Sendo o risco, por definição, incerto e alheio à vontade das partes, tendemos ainda assim a tratá-lo como um azar estatístico que só acontece aos outros. É a partir desse pressuposto que planeamos a nossa vida e os nossos negócios, assumindo que o amanhã será uma continuação quase linear do hoje. Quando não é, instala-se a surpresa e, logo de seguida, a urgência.

É muitas vezes, nesse momento que os seguros entram em cena. Não como parte de uma estratégia pensada, mas como reação a um problema que já existe. O seguro passa então a ser visto como solução para uma situação que, na realidade, começou muito antes.

Convém clarificar um ponto essencial. O seguro não elimina o risco. O tomador do seguro somente, transfere o impacto financeiro do risco para uma seguradora. Os eventos continuarão a acontecer; o que muda é quem suporta a conta quando se materializam. Quando esta distinção não é clara, o seguro é avaliado com expectativas erradas e a frustração surge inevitavelmente.

Na prática, o “Logo se vê” repete-se sempre nos mesmos exemplos.

Nas famílias, surge quando se adia um seguro de saúde porque “somos novos”, quando se evita falar de invalidez porque “isso é raro”, ou quando ninguém revê beneficiários e capitais porque “fica para depois”. Logo se vê. Até ao dia em que uma doença, um acidente ou uma morte inesperada transformam uma decisão simples numa urgência sem alternativas.

Nas empresas, o padrão é idêntico. O negócio cresce, a faturação aumenta, os ativos multiplicam-se e o risco acompanha esse crescimento. Ainda assim, a gestão do risco fica para segundo plano. Logo se vê quando houver mais margem. Logo se vê quando o negócio estabilizar. Logo se vê quando houver tempo.

O problema é que muitas destas decisões ignoram um princípio básico da gestão de risco: não é a probabilidade que destrói um negócio, é o impacto. Um sinistro pequeno e frequente é incómodo. Um evento raro com impacto elevado pode ser fatal. Ainda assim, é comum ver empresas e famílias excessivamente focadas em negociar franquias marginais ou copagamentos de valores residuais, enquanto descuram capitais adequados em coberturas críticas como hospitalização, responsabilidade civil ou interrupção de atividade.

Uma incapacidade prolongada, uma paragem operacional, um incobrável, um sinistro grave de responsabilidade civil ou a perda de uma função crítica são exemplos clássicos. Não são riscos teóricos. São riscos conhecidos, mensuráveis e, na maioria dos casos, seguráveis.

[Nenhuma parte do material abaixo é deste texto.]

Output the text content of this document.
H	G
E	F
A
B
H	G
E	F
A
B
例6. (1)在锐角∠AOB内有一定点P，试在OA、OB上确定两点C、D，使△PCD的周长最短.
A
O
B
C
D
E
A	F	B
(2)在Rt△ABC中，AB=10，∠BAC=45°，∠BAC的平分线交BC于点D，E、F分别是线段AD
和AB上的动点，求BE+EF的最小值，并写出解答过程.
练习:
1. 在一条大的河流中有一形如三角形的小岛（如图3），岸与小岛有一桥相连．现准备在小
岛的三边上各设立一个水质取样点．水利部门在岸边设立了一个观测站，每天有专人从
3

Mesmo com seguro e uma mediação proativa e tecnicamente preparada, que alerta para capitais desatualizados, limites inadequados, exclusões ou períodos de carência, o “Logo se vê” tende a prevalecer. Não é falta de conhecimento técnico. É falta de decisão no momento certo. É aqui que nasce a ideia de que “os seguros não funcionam”. Na realidade, o que falhou não foi o seguro. Foi a gestão do risco antes do seguro existir.

Ter um seguro automóvel não dispensa a manutenção do veículo, as inspeções em dia ou o uso do cinto de segurança. O seguro não substitui comportamentos responsáveis. Complementa-os.

A gestão do risco começa precisamente quando o “Logo se vê” termina. Começa na identificação clara dos riscos relevantes, na avaliação do seu impacto e na decisão consciente sobre o que faz sentido reter e o que deve ser transferido.

O preço de acreditar que “Logo se vê” raramente se paga, no momento em que a decisão é adiada.

O risco não espera que decidamos melhor; limita-se a cobrar a fatura quando já não há escolha.